Le temps était beau, ou du moins passable, car de légers nuages voilaient le soleil, et une brume épaisse, qui n’était cependant ni froide ni humide, couvrait les montagnes. Caroline, pendant que Shirley était occupée avec ses visiteurs, avait persuadé à mistress Pryor de mettre son chapeau et son châle d’été, et de faire avec elle une promenade vers l’extrémité la plus resserrée de la vallée de Hollow.

Là les versants opposés de la gorge se rapprochaient l’un de l’autre et, se couvrant de broussailles et de chênes rabougris, formaient une ravine boisée, au fond de laquelle courait le ruisseau du moulin, luttant contre de nombreuses pierres, se ruant contre des rives rugueuses et hérissées de racines et de troncs d’arbres noueux, écumant, bouillonnant dans sa course. Là, quand vous vous étiez éloigné d’un demi-mille du moulin, vous vous trouviez dans une profonde solitude, à l’ombre d’arbres que la cognée avait toujours respectés, et formait une sûre retraite pour les oiseaux qui la faisaient retentir de leurs chants. Ce lieu n’était guère fréquenté ; la fraîcheur des fleurs qui couvraient le sol attestait qu’elles n’étaient pas foulées souvent par le pied de l’homme. Les abondantes roses sauvages semblaient éclore, briller et se flétrir sous la garde de la solitude, comme dans le harem d’un sultan. Là, vous voyiez le doux azur des clochettes de la campanule, et reconnaissiez dans les fleurs d’un blanc de perle qui émaillaient l’herbe, l’humble type de quelques groupes étoilés qui constellent le firmament.

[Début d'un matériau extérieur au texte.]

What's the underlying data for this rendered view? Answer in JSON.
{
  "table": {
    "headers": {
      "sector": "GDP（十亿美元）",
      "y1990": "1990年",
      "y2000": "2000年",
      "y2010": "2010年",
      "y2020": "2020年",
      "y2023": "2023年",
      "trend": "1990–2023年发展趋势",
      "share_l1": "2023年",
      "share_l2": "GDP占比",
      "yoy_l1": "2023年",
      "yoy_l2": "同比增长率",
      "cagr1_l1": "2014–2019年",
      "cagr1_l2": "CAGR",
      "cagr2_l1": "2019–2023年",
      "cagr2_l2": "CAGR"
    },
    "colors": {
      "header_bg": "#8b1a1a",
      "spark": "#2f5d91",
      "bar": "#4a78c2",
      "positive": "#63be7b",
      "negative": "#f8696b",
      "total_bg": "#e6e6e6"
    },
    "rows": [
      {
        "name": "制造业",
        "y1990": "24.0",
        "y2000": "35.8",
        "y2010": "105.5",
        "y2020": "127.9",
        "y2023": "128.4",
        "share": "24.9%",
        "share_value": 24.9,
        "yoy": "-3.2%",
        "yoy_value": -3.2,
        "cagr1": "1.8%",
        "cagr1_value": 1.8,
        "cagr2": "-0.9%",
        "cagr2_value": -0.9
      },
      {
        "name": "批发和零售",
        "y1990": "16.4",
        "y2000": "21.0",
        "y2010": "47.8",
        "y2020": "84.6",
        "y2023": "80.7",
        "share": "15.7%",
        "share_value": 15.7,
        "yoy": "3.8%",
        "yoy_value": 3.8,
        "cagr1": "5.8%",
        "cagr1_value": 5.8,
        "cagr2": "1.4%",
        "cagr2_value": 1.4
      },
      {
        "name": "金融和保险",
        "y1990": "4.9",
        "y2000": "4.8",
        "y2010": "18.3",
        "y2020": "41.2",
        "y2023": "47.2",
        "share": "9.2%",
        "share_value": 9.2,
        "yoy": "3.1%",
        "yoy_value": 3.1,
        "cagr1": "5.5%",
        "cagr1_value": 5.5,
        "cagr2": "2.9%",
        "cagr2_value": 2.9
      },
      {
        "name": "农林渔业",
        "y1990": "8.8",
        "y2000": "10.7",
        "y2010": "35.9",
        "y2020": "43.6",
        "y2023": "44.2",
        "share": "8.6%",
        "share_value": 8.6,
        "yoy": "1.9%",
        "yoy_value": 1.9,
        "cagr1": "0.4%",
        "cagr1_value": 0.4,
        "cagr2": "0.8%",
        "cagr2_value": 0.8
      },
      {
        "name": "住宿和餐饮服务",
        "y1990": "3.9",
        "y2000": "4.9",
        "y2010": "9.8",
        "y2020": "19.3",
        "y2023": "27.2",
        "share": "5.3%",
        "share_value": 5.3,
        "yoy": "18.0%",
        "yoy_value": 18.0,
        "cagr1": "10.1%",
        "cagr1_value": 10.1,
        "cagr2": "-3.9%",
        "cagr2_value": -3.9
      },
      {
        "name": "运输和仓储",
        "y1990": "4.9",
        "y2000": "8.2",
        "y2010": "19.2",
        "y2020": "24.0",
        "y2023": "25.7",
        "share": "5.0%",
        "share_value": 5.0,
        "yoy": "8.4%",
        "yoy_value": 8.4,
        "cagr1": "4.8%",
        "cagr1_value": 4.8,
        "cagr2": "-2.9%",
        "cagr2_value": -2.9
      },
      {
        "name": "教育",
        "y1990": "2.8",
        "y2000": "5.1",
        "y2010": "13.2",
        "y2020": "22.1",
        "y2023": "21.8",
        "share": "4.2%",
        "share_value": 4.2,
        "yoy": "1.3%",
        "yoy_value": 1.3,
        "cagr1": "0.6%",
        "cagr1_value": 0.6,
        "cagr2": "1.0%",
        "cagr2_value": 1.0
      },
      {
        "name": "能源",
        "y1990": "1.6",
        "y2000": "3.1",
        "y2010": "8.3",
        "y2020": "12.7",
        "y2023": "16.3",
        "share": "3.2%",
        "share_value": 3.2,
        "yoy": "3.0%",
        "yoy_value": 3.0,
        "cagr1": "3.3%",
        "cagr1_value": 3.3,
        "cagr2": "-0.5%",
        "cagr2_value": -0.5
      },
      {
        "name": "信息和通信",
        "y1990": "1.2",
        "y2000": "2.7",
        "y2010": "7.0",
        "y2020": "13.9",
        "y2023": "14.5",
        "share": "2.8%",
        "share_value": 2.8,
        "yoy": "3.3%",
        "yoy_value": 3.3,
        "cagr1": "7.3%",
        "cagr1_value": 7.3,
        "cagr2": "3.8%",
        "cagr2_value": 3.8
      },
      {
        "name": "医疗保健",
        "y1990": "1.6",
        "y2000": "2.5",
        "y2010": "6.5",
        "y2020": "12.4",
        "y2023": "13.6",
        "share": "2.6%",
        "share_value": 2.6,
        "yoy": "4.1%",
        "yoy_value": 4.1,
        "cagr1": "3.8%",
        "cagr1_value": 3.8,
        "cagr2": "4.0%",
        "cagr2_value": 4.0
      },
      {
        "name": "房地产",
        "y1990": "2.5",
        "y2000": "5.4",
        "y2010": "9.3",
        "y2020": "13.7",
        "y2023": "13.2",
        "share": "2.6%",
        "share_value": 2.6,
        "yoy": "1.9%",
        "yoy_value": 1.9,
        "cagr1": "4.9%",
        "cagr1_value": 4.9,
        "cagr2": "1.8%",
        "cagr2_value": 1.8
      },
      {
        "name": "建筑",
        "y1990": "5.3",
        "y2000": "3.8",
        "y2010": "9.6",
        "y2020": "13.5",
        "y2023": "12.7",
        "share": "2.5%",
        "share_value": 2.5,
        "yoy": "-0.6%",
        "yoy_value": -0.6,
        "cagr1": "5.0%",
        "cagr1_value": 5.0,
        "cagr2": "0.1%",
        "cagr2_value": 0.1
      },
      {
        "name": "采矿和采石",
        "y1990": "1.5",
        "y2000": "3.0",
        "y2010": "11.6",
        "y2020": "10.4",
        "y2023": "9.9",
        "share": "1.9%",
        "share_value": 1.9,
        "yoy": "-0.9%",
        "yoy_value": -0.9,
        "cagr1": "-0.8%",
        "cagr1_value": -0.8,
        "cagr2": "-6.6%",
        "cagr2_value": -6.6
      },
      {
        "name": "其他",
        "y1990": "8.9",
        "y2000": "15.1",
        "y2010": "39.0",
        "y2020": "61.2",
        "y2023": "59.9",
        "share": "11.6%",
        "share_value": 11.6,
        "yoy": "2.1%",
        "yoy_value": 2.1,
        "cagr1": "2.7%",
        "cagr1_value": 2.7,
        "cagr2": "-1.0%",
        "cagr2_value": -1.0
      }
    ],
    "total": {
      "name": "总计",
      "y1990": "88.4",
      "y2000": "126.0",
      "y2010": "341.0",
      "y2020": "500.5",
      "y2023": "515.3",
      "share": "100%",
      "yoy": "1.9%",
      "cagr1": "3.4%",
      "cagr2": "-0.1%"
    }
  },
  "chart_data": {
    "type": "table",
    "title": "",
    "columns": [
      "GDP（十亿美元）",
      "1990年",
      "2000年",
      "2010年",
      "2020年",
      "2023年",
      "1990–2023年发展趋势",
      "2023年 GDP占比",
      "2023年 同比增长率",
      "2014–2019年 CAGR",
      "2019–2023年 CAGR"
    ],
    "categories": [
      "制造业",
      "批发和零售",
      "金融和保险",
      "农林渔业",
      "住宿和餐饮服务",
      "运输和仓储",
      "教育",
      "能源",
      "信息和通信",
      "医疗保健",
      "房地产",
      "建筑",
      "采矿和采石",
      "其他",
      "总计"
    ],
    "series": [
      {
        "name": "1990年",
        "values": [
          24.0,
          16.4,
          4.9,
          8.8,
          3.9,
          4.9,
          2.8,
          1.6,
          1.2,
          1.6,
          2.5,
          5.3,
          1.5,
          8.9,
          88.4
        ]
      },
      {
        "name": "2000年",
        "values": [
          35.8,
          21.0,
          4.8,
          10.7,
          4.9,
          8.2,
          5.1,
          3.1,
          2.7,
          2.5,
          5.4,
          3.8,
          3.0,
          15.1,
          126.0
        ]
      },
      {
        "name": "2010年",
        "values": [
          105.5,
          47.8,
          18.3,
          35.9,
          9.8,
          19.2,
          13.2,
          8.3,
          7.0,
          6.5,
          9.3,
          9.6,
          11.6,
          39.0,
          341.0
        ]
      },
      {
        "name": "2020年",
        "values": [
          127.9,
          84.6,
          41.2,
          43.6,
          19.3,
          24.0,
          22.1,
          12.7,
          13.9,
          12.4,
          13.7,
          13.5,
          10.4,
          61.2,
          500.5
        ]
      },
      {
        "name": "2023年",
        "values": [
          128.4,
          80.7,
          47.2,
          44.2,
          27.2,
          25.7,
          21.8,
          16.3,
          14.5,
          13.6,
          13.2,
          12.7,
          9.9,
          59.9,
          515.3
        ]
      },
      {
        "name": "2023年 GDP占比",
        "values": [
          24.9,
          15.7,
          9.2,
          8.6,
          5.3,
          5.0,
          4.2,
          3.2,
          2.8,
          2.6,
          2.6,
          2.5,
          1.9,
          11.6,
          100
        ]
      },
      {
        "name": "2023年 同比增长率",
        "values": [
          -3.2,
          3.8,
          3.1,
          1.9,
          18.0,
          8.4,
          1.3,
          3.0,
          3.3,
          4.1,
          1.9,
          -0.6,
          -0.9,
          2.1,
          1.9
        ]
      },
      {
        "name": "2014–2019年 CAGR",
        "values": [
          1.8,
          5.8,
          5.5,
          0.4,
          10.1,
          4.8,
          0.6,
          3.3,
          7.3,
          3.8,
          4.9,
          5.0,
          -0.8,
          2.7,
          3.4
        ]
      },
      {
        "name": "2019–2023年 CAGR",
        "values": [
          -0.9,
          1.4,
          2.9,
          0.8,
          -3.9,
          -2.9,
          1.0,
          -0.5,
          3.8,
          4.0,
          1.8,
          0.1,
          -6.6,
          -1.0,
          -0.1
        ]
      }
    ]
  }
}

Mistress Pryor aimait une tranquille promenade : elle évitait les grands chemins et recherchait les sentiers écartés, les passages solitaires ; elle préférait une compagne à l’isolement absolu, car dans la solitude elle était peureuse. Une vague crainte de rencontres fâcheuses lui enlevait le plaisir de ses courses solitaires, mais elle ne craignait rien avec Caroline. Lorsqu’elle avait une fois quitté les habitations humaines et mis le pied sur le domaine de la nature, accompagnée par sa jeune amie, un heureux changement semblait se faire dans son esprit et rayonnait sur son visage. Lorsqu’elle était avec Caroline, et avec Caroline seule, on eût dit que son cœur avait secoué le fardeau qui l’oppressait, que son front s’était débarrassé d’un voile, que ses facultés s’étaient dégagées d’une entrave. Avec elle, elle était joyeuse, quelquefois tendre. Elle se montrait disposée à lui communiquer les trésors de son instruction et de son expérience, à lui laisser deviner quelle avait été sa vie, quelle culture avait reçu son esprit, quelle était l’étendue de son intelligence, en quels moments et sur quels points ses sentiments étaient vulnérables.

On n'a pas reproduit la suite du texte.